Teams are allowed to go over the draft pool budget, but they must pay a 75 percent tax on every dollar they go over. In the four years this system has been in place, no team has exceeded their assigned budget by more than 5 percent, because going over by that much would not only trigger the tax, it would also require the team to forfeit its first-round pick in the following year's draft.
Teams with higher picks have a higher total draft pool because the picks early in each round have higher slot value than later picks. The Twins hold the first overall pick, and that spot alone has a slot value of $7,770,700, more than double the entire draft pool of the Indians, whose assigned budget for their picks through the end of round 10 is $3,829,000, which ranks 29th among the 30 teams.
Why is the Indians draft pool so low? It’s because the Tribe forfeited a first round pick when they signed Edwin Encarnacion, who turned down a first round qualifying offer from the Blue Jays to become a free agent. The worst part about losing the pick is the fact that with the new collective bargaining agreement, the qualifying offers were removed following this offseason, so the Indians will be the last team to lose a draft pick by signing a major free agent.
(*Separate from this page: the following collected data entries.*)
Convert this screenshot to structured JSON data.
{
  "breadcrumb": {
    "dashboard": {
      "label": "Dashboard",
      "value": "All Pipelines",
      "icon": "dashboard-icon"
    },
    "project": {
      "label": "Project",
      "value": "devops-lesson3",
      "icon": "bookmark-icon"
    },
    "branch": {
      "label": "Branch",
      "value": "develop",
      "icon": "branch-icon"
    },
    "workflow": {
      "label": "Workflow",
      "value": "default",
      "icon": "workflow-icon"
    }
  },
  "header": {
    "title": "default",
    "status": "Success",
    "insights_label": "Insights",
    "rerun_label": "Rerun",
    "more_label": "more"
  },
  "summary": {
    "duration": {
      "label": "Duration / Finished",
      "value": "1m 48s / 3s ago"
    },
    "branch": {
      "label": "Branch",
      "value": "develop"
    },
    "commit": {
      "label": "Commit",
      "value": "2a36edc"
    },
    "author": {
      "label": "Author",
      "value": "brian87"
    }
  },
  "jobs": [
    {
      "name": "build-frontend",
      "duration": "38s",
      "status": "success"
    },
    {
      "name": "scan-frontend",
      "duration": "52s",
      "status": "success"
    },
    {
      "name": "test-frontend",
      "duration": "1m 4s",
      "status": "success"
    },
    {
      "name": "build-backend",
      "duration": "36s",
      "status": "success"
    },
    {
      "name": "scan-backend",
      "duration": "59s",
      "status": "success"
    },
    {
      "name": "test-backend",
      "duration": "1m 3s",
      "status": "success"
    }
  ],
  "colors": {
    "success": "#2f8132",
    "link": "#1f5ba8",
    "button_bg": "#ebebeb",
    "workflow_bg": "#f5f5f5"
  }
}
Here is the specific value for each of the Indians' picks:
- Second round (64): $969,900
- Supplemental (71): $816,500
- Third round (102): $527,600
- Fourth round (132): $393,900
- Fifth round (162): $293,800
- Sixth round (192): $228,000
- Seventh round (222): $179,500
- Eighth round (252): $150,200
- Ninth round (282): $138,300
- Tenth round (312): $131,300
The Indians don’t exactly have a lot of draft pool money to play around with and they don’t have a premium draft position either, so don’t be surprised if they play it safe this year and go for more consistent collegiate players who will sign cheaply. Perhaps they can free up enough capital to go for a prep prospect who falls in the draft due to signability concerns, but the team is working with a pretty serious handicap this draft.
It must be noted that while each pick has a specific value, the budget and penalties are tied to the combined value of the picks who are signed (and any top 10 draft pick who is not signed has the value of their slot subtracted from the team's budget). What this means is that teams can go over quite a bit on a couple of their picks as long as they sign some of their other picks to an under-slot deal. Players drafted in round eight, nine, and 10 are often picked because they've agreed in advance to sign for very little money, freeing up room in the budget to go over-slot on players drafted in earlier rounds, oftentimes in order to convince a talented high school player to forgo playing college ball.